Wednesday, January 24, 2007

Considering the Topic of Hard Fantasy

I first came across the term Hard Fantasy in a reference to Michael Swanwick’s essay “In the Tradition,” which may well have coined the term. (I tracked down a used copy of The Year’s Best Fantasy and Horror Eighth Annual Collection, which reprinted the essay.)

Swanwick’s own definition of Hard Fantasy as presented in the essay is unclear. He refers to the stories within this nebulous genre as “those strange and shaggy literary creatures that have no ilk or kin.” He sees their role within fantasy fiction as akin to that of hard science fiction within the broader s.f. genre and in opposition to styles such as High Fantasy and Urban Fantasy (though some of the authors he cites seem within the realm of Urban Fantasy). The essay itself is very eloquently written and references many books I’d never heard of before and for the most part still haven’t found the time to read.

The very term Hard Fantasy was a helpful jumping off point for my own ideas about how to go about writing in the fantasy genre. The analogy to hard science fiction suggested the application of rigor and logic grounded in scientific principles to the realm of the fantastic. In other words, unless otherwise specified, the laws of science as we know them apply. More critically to me, the principles of social organization and cultural structure that we see apply.

The best examples I can think of for what I’m getting at are three short stories by the incomparable Ted Chiang: “Tower of Babylon,” “Seventy-Two Letters,” and “Hell is the Absence of God.” These are all collected in his wonderful short story anthology “Stories of Your Life and Others.” In each story the social, personal, and physical ramifications of a central fantastic conceit (it is possible to build a tower that reaches all the way to the vault of heaven; the principles of kabbalah can be combined with philology to animate inanimate matter; the world is regularly visited by old testament style angels, terrible in their wrath and beauty) are explored with relentless insight.

Hard Fantasy for me is an approach to the creation of stories and settings as much as a method of writing them. It is a sort of mental alchemy by which I try to transmute my modern sensibilities into a perspective that can encompass the fantastic and the magical without losing my bearings.

You might think that by trying to define the fantastic in rational terms one would rob the resulting stories of the essential elements of fantasy. For me, at least, these are the ability to evoke a sense of mystery, fear, and awe/wonder in a reader. Things need to be a little unbalanced, with the unexpected waiting in the dark woods. There is a lot of darkness in the human past, a certain brutality to the old religions and fairytales that is often lost in the present. (Today I heard a wonderful interview on the radio program "Fresh Air" with Spanish director Guillermo del Toro that touches upon some of these points.)

Personally I also think magic should be a bit frightening, chaotic, and unpredictable.

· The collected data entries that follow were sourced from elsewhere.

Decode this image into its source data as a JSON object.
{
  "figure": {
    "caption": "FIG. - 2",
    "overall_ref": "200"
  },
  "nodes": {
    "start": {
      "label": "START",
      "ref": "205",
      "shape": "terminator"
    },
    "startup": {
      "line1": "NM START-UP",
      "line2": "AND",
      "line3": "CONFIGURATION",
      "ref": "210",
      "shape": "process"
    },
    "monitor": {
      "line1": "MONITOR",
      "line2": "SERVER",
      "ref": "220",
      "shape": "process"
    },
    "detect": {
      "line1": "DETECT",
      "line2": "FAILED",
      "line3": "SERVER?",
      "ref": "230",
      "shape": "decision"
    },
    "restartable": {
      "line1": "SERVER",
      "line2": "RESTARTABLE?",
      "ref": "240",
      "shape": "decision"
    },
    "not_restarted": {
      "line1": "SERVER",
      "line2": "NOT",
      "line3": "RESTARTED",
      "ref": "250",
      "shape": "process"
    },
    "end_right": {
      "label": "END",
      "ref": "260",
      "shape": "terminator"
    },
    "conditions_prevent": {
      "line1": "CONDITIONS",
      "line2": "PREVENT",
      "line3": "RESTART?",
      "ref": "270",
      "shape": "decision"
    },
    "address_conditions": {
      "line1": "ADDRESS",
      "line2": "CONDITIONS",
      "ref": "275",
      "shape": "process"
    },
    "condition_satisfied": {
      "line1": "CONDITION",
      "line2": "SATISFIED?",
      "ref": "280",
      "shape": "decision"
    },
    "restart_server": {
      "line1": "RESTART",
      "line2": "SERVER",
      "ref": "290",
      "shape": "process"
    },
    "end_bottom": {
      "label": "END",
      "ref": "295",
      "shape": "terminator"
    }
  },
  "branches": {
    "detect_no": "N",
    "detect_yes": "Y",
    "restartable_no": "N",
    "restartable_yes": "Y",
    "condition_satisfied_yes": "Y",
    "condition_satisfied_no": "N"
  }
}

But it can still function according to certain principles, or be seen (perhaps with fingers crossed) to follow those principles. And you can extrapolate what sort of society would develop from a reliance upon and/or a fear of such a means of manipulating reality.

But the logic used to define the parameters of a setting does not have to be embraced by the characters and cultures who inhabit it, nor explicitly stated to the reader. Consider how many different interpretations of natural laws existed in ancient cultures around the world. So a “hard” perspective on the principles of fantasy can be the hidden scaffolding for the rest of the setting.

I’m interested in depicting the essence of ideas like faeries, goblins, werewolves, and vampires without necessarily worrying about being true to any particular interpretation of the folktales that have grown up around them. I want to think about what it would mean if they could and did exist in real ecologies and societies that last, as well as what they mean psychologically.

But I’m not so concerned with trying to explain why a vampire might, say, be unable to enter a home without being invited. I want to think about what a vampire or an elf represents as a cultural concept. Why are they fascinating? What reactions do they evoke in “mundane” people? How would that change if they were more commonplace?

Most critically, how would such beings see the world around them? Why would they act as they do? How are they being misinterpreted? The same holds true for concepts ranging from druidic worship to mushroom eating to cannibalism to Dionysian rites to visions of archangels blazing with holy fire in the desert.

I’m not suggesting that other people haven’t done this sort of thing. It’s just what drives my own interest. The intersection of my interests in anthropology, history, cognitive science, literature, mythology, and science, I suppose.
Why think about writing Hard Fantasy as I’ve struggled to present it here, as opposed to Hard Science fiction, “Soft Science Fiction” or “Science Fantasy?” That’s a subject for another post.